Local Inference (Candle)
Run HuggingFace GGUF models locally via candle without external API dependencies. Metal and CUDA GPU acceleration are supported.
cargo build --release --features candle,metal # macOS with Metal GPU
Configuration
[llm]
provider = "candle"
[llm.candle]
source = "huggingface"
repo_id = "TheBloke/Mistral-7B-Instruct-v0.2-GGUF"
filename = "mistral-7b-instruct-v0.2.Q4_K_M.gguf"
chat_template = "mistral" # llama3, chatml, mistral, phi3, raw
embedding_repo = "sentence-transformers/all-MiniLM-L6-v2" # optional BERT embeddings
[llm.candle.generation]
temperature = 0.7
top_p = 0.9
top_k = 40
max_tokens = 2048
repeat_penalty = 1.1
Chat Templates
| Template | Models |
|---|---|
llama3 | Llama 3, Llama 3.1 |
chatml | Qwen, Yi, OpenHermes |
mistral | Mistral, Mixtral |
phi3 | Phi-3 |
raw | No template (raw completion) |
Device Auto-Detection
- macOS — Metal GPU (requires
--features metal) - Linux with NVIDIA — CUDA (requires
--features cuda) - Fallback — CPU
Candle-Backed Classifiers
When built with the classifiers feature, Zeph uses Candle to run DeBERTa-based models directly for injection detection and PII detection — no external API calls required.
Injection Detection (CandleClassifier)
CandleClassifier runs protectai/deberta-v3-small-prompt-injection-v2 (sequence classification) to detect prompt injection attempts in incoming messages. When the model scores above injection_threshold, the message is flagged and existing injection-handling logic applies.
Long inputs are split into overlapping chunks (448 tokens each, 64-token overlap). The final score is the maximum across all chunks.
PII Detection (CandlePiiClassifier)
CandlePiiClassifier runs iiiorg/piiranha-v1-detect-personal-information (NER token classification) to detect personal information in messages. Detected spans are merged with the existing regex-based PII filter — the union of both result sets is used.

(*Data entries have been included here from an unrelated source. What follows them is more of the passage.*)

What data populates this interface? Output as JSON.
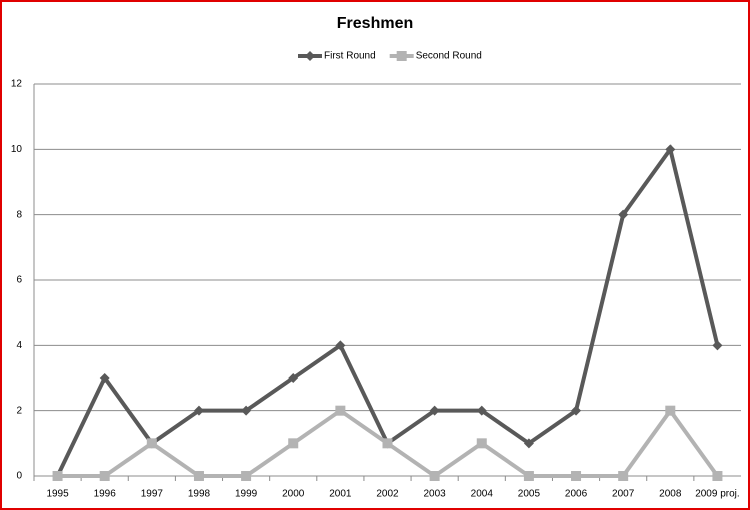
{
  "chart_data": {
    "type": "line",
    "title": "Freshmen",
    "categories": [
      "1995",
      "1996",
      "1997",
      "1998",
      "1999",
      "2000",
      "2001",
      "2002",
      "2003",
      "2004",
      "2005",
      "2006",
      "2007",
      "2008",
      "2009 proj."
    ],
    "series": [
      {
        "name": "First Round",
        "color": "#595959",
        "marker": "diamond",
        "values": [
          0,
          3,
          1,
          2,
          2,
          3,
          4,
          1,
          2,
          2,
          1,
          2,
          8,
          10,
          4
        ]
      },
      {
        "name": "Second Round",
        "color": "#b3b3b3",
        "marker": "square",
        "values": [
          0,
          0,
          1,
          0,
          0,
          1,
          2,
          1,
          0,
          1,
          0,
          0,
          0,
          2,
          0
        ]
      }
    ],
    "ylim": [
      0,
      12
    ],
    "yticks": [
      0,
      2,
      4,
      6,
      8,
      10,
      12
    ],
    "grid": true,
    "legend": "top"
  }
}
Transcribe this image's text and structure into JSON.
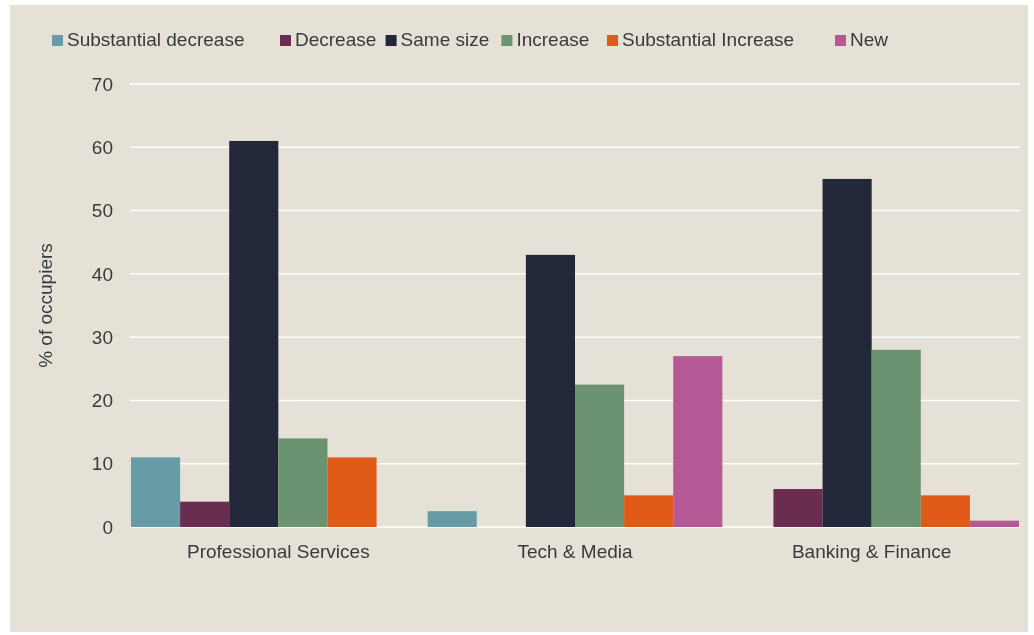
{
  "chart_data": {
    "type": "bar",
    "ylabel": "% of occupiers",
    "categories": [
      "Professional Services",
      "Tech & Media",
      "Banking & Finance"
    ],
    "series": [
      {
        "name": "Substantial decrease",
        "color": "#679ba5",
        "values": [
          11,
          2.5,
          0
        ]
      },
      {
        "name": "Decrease",
        "color": "#6b2d4f",
        "values": [
          4,
          0,
          6
        ]
      },
      {
        "name": "Same size",
        "color": "#23273a",
        "values": [
          61,
          43,
          55
        ]
      },
      {
        "name": "Increase",
        "color": "#6b9371",
        "values": [
          14,
          22.5,
          28
        ]
      },
      {
        "name": "Substantial Increase",
        "color": "#e05a17",
        "values": [
          11,
          5,
          5
        ]
      },
      {
        "name": "New",
        "color": "#b45995",
        "values": [
          0,
          27,
          1
        ]
      }
    ],
    "ylim": [
      0,
      70
    ],
    "yticks": [
      0,
      10,
      20,
      30,
      40,
      50,
      60,
      70
    ],
    "grid": "y",
    "legend": "top left"
  }
}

Per-token confidence below pii_threshold is treated as O (no entity). Entity types include: GIVENNAME, EMAIL, PHONE, DRIVERLICENSE, PASSPORT, IBAN, and others as defined by the model.
Configuration
[classifiers]
enabled = true # Master switch (default: false)

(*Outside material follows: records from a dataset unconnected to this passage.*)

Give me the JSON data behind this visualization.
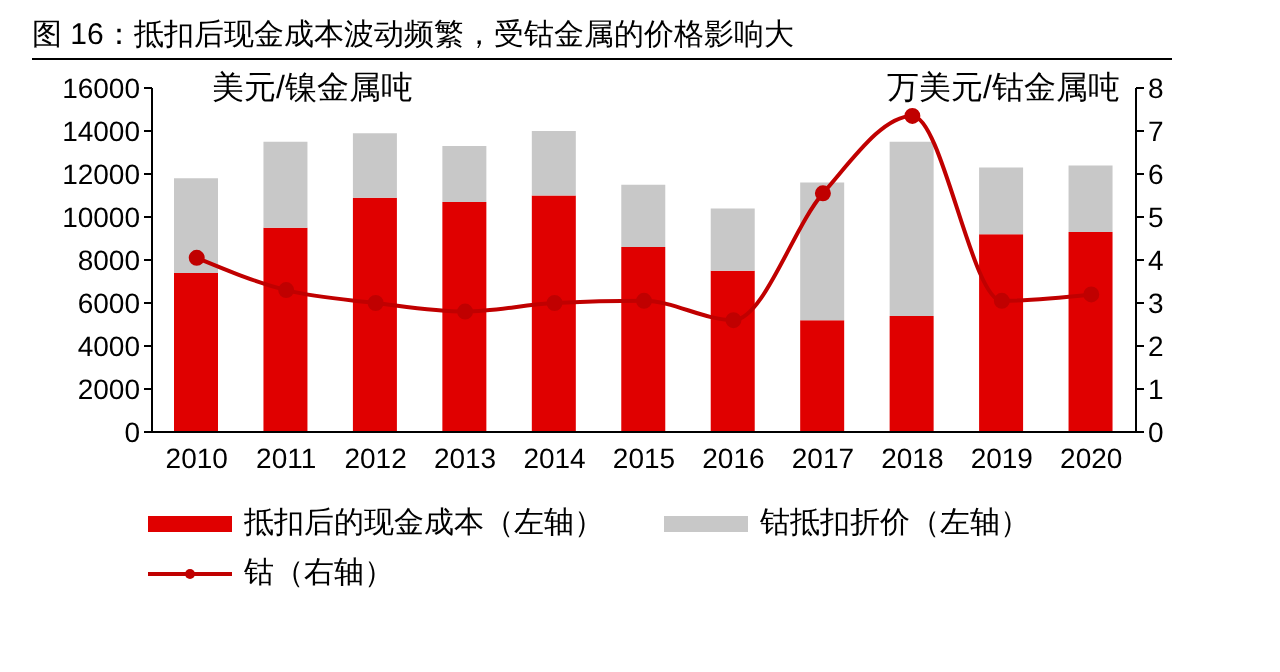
{
  "chart_data": {
    "type": "bar",
    "title": "图 16：抵扣后现金成本波动频繁，受钴金属的价格影响大",
    "ylabel": "美元/镍金属吨",
    "y2label": "万美元/钴金属吨",
    "categories": [
      "2010",
      "2011",
      "2012",
      "2013",
      "2014",
      "2015",
      "2016",
      "2017",
      "2018",
      "2019",
      "2020"
    ],
    "stacked": true,
    "series": [
      {
        "name": "抵扣后的现金成本（左轴）",
        "color": "#e00000",
        "values": [
          7400,
          9500,
          10900,
          10700,
          11000,
          8600,
          7500,
          5200,
          5400,
          9200,
          9300
        ]
      },
      {
        "name": "钴抵扣折价（左轴）",
        "color": "#c8c8c8",
        "values": [
          4400,
          4000,
          3000,
          2600,
          3000,
          2900,
          2900,
          6400,
          8100,
          3100,
          3100
        ]
      },
      {
        "name": "钴（右轴）",
        "type": "line",
        "axis": "y2",
        "color": "#c00000",
        "marker": "circle",
        "values": [
          4.05,
          3.3,
          3.0,
          2.8,
          3.0,
          3.05,
          2.6,
          5.55,
          7.35,
          3.05,
          3.2
        ]
      }
    ],
    "ylim": [
      0,
      16000
    ],
    "yticks": [
      0,
      2000,
      4000,
      6000,
      8000,
      10000,
      12000,
      14000,
      16000
    ],
    "y2lim": [
      0,
      8
    ],
    "y2ticks": [
      0,
      1,
      2,
      3,
      4,
      5,
      6,
      7,
      8
    ],
    "grid": false,
    "legend": "bottom"
  }
}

timeout_ms = 5000 # Per-inference timeout in ms (default: 5000)
injection_model = "protectai/deberta-v3-small-prompt-injection-v2"
injection_threshold = 0.8 # Minimum score to classify as injection (default: 0.8)
# injection_model_sha256 = "abc123..." # Optional: verify model file integrity at load
pii_enabled = true # Enable NER PII detection (default: false)
pii_model = "iiiorg/piiranha-v1-detect-personal-information"
pii_threshold = 0.75 # Minimum per-token confidence (default: 0.75)
# pii_model_sha256 = "def456..." # Optional: verify model file integrity at load
SHA-256 verification: Set injection_model_sha256 or pii_model_sha256 to the hex digest of the model’s safetensors file. Zeph verifies the file before loading and aborts startup on mismatch. Use this in security-sensitive deployments to detect corruption or tampering.
Timeout fallback: When an inference call exceeds timeout_ms, Zeph falls back to the existing regex-based detection. Classifiers never block the agent — degraded mode is always available.
Model download: Models are downloaded from HuggingFace on first use and cached locally. Subsequent startups load from cache. Set injection_model / pii_model to a custom HuggingFace repo ID to use alternative models with the same DeBERTa architecture.